Bakat Nagelsmann dalam melatih membuat kariernya langsung melesat. Empat tahun lalu, ia masih menjalani debut sebagai pelatih Hoffenheim di Bundesliga Jerman. Kini, ia mencapai babak semifinal Liga Champions dalam musim pertamanya bersama Leipzig.
Capaian semifinal ini banyak didamba para pelatih lainnya, termasuk Pep Guardiola, yang untuk kesekian kali gagal membawa Manchester City ke babak empat besar Liga Champions. Takdir lantas mempertemukan kembali Nagelsmann dengan Tuechel, mantan mentornya.
Rasa sungkan
Namun, dalam duel mereka nanti, tidak akan ada rasa sungkan. Leipzig berambisi menembus final, serupa PSG. ”Tentu saja saya adalah bekas pemainnya (dilatih Tuchel), Akan tetapi, hal itu sudah lama terjadi. Sekarang, pekerjaan saya adalah melatih, sama seperti Tuchel,” ujar Nagelsmann dikutip laman Bundesliga.
Pada laga di Stadion da Luz nanti, Nagelsmann seperti biasa bakal meneror PSG dengan permainan intensitas tinggi seperti yang diperlihatkan saat mengalahkan Atletico Madrid, 2-1, pada laga perempat final lalu.
Jika mengalahkan PSG, Nagelsmann bisa membuat karier Tuchel terancam. Kontras dengan Tuchel dan PSG, Leipzig ataupun Nagelsmann merasa tidak memiliki beban yang begitu berat karena pencapaian mereka saat ini pun sudah sangat fenomenal. Tekanan pada setiap pelatih itulah yang bakal menjadi perbedaan mendasar di laga ini.
Leipzig baru terbentuk pada Mei 2009 dan perlahan naik ke level tertinggi melalui setiap jenjang kompetisi di Jerman. Pada 2016, mereka berhasil naik ke Bundesliga dan langsung finis di peringkat kedua klasemen pada debutnya di liga itu, musim 2016-2017. Dalam empat tahun terakhir, saat ini adalah musim kedua mereka tampil di Liga Champions dan langsung menembus semifinal.

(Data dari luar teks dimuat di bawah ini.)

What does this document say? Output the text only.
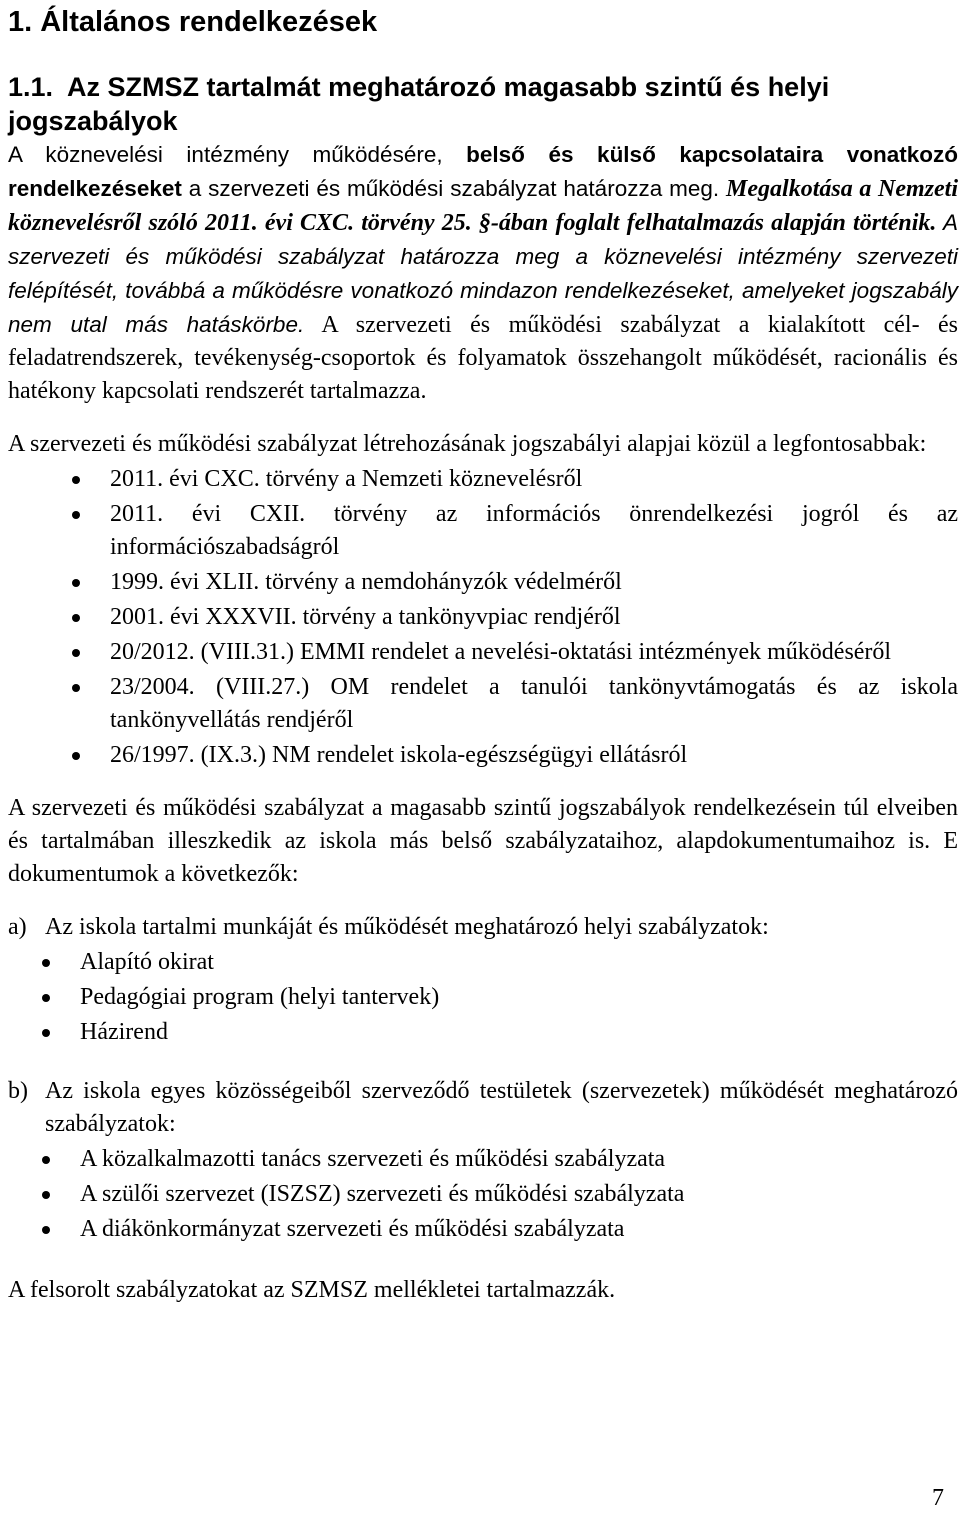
1. Általános rendelkezések
1.1. Az SZMSZ tartalmát meghatározó magasabb szintű és helyi jogszabályok
A köznevelési intézmény működésére, belső és külső kapcsolataira vonatkozó rendelkezéseket a szervezeti és működési szabályzat határozza meg. Megalkotása a Nemzeti köznevelésről szóló 2011. évi CXC. törvény 25. §-ában foglalt felhatalmazás alapján történik. A szervezeti és működési szabályzat határozza meg a köznevelési intézmény szervezeti felépítését, továbbá a működésre vonatkozó mindazon rendelkezéseket, amelyeket jogszabály nem utal más hatáskörbe. A szervezeti és működési szabályzat a kialakított cél- és feladatrendszerek, tevékenység-csoportok és folyamatok összehangolt működését, racionális és hatékony kapcsolati rendszerét tartalmazza.

A szervezeti és működési szabályzat létrehozásának jogszabályi alapjai közül a legfontosabbak:

2011. évi CXC. törvény a Nemzeti köznevelésről
2011. évi CXII. törvény az információs önrendelkezési jogról és az információszabadságról
1999. évi XLII. törvény a nemdohányzók védelméről
2001. évi XXXVII. törvény a tankönyvpiac rendjéről
20/2012. (VIII.31.) EMMI rendelet a nevelési-oktatási intézmények működéséről
23/2004. (VIII.27.) OM rendelet a tanulói tankönyvtámogatás és az iskola tankönyvellátás rendjéről
26/1997. (IX.3.) NM rendelet iskola-egészségügyi ellátásról

A szervezeti és működési szabályzat a magasabb szintű jogszabályok rendelkezésein túl elveiben és tartalmában illeszkedik az iskola más belső szabályzataihoz, alapdokumentumaihoz is. E dokumentumok a következők:

a) Az iskola tartalmi munkáját és működését meghatározó helyi szabályzatok:
Alapító okirat
Pedagógiai program (helyi tantervek)
Házirend
b) Az iskola egyes közösségeiből szerveződő testületek (szervezetek) működését meghatározó szabályzatok:
A közalkalmazotti tanács szervezeti és működési szabályzata
A szülői szervezet (ISZSZ) szervezeti és működési szabályzata
A diákönkormányzat szervezeti és működési szabályzata

A felsorolt szabályzatokat az SZMSZ mellékletei tartalmazzák.

7
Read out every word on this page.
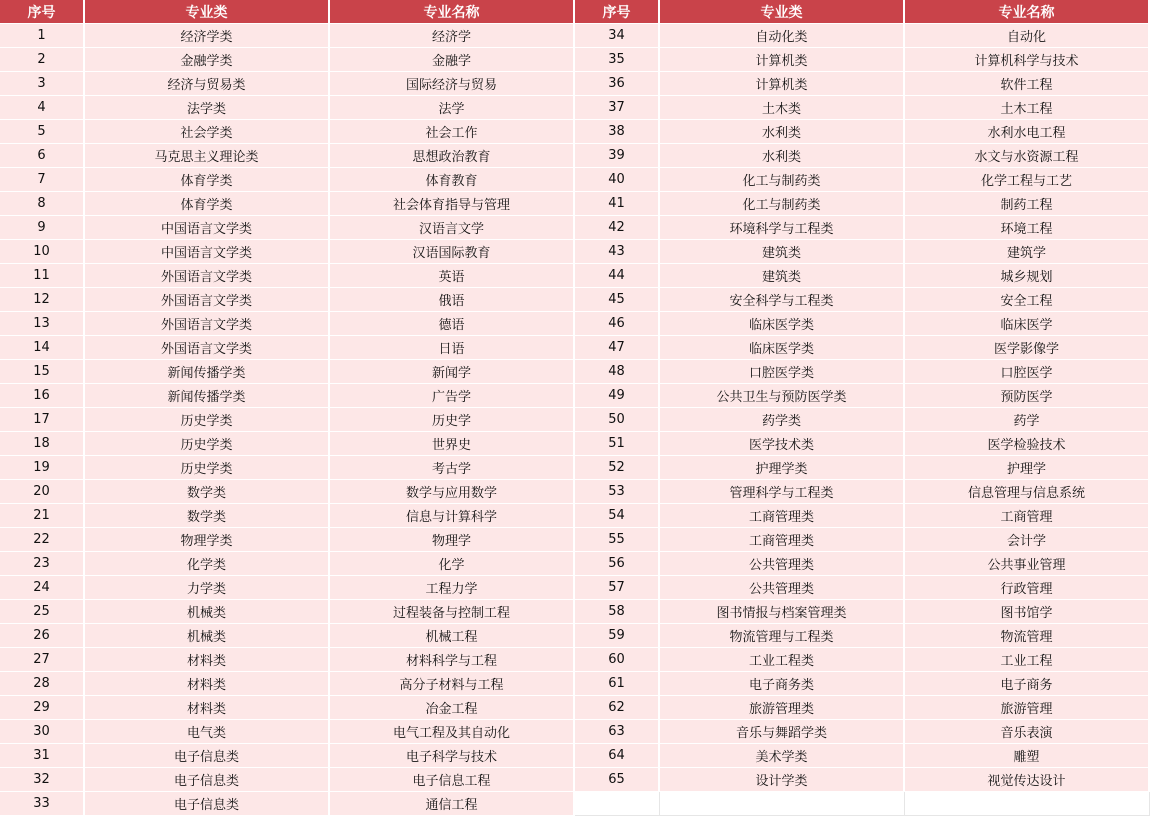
序号	专业类	专业名称
1	经济学类	经济学
2	金融学类	金融学
3	经济与贸易类	国际经济与贸易
4	法学类	法学
5	社会学类	社会工作
6	马克思主义理论类	思想政治教育
7	体育学类	体育教育
8	体育学类	社会体育指导与管理
9	中国语言文学类	汉语言文学
10	中国语言文学类	汉语国际教育
11	外国语言文学类	英语
12	外国语言文学类	俄语
13	外国语言文学类	德语
14	外国语言文学类	日语
15	新闻传播学类	新闻学
16	新闻传播学类	广告学
17	历史学类	历史学
18	历史学类	世界史
19	历史学类	考古学
20	数学类	数学与应用数学
21	数学类	信息与计算科学
22	物理学类	物理学
23	化学类	化学
24	力学类	工程力学
25	机械类	过程装备与控制工程
26	机械类	机械工程
27	材料类	材料科学与工程
28	材料类	高分子材料与工程
29	材料类	冶金工程
30	电气类	电气工程及其自动化
31	电子信息类	电子科学与技术
32	电子信息类	电子信息工程
33	电子信息类	通信工程
序号	专业类	专业名称
34	自动化类	自动化
35	计算机类	计算机科学与技术
36	计算机类	软件工程
37	土木类	土木工程
38	水利类	水利水电工程
39	水利类	水文与水资源工程
40	化工与制药类	化学工程与工艺
41	化工与制药类	制药工程
42	环境科学与工程类	环境工程
43	建筑类	建筑学
44	建筑类	城乡规划
45	安全科学与工程类	安全工程
46	临床医学类	临床医学
47	临床医学类	医学影像学
48	口腔医学类	口腔医学
49	公共卫生与预防医学类	预防医学
50	药学类	药学
51	医学技术类	医学检验技术
52	护理学类	护理学
53	管理科学与工程类	信息管理与信息系统
54	工商管理类	工商管理
55	工商管理类	会计学
56	公共管理类	公共事业管理
57	公共管理类	行政管理
58	图书情报与档案管理类	图书馆学
59	物流管理与工程类	物流管理
60	工业工程类	工业工程
61	电子商务类	电子商务
62	旅游管理类	旅游管理
63	音乐与舞蹈学类	音乐表演
64	美术学类	雕塑
65	设计学类	视觉传达设计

Dalam waktu 11 tahun sejak terbentuk, Leipzig mampu meraih pencapaian yang sulit dilakukan tim-tim lain yang lebih tua seperti PSG. Tim yang sudah berusia setengah abad itu baru bisa mencapai semifinal lagi setelah menanti 25 tahun.
Kali terakhir PSG sebelumnya tampil di semifinal Liga Champions adalah pada musim 1994-1995. Kala itu, mereka disingkirkan klub raksasa Italia, AC Milan, dengan agregat gol 0-3 pada babak itu.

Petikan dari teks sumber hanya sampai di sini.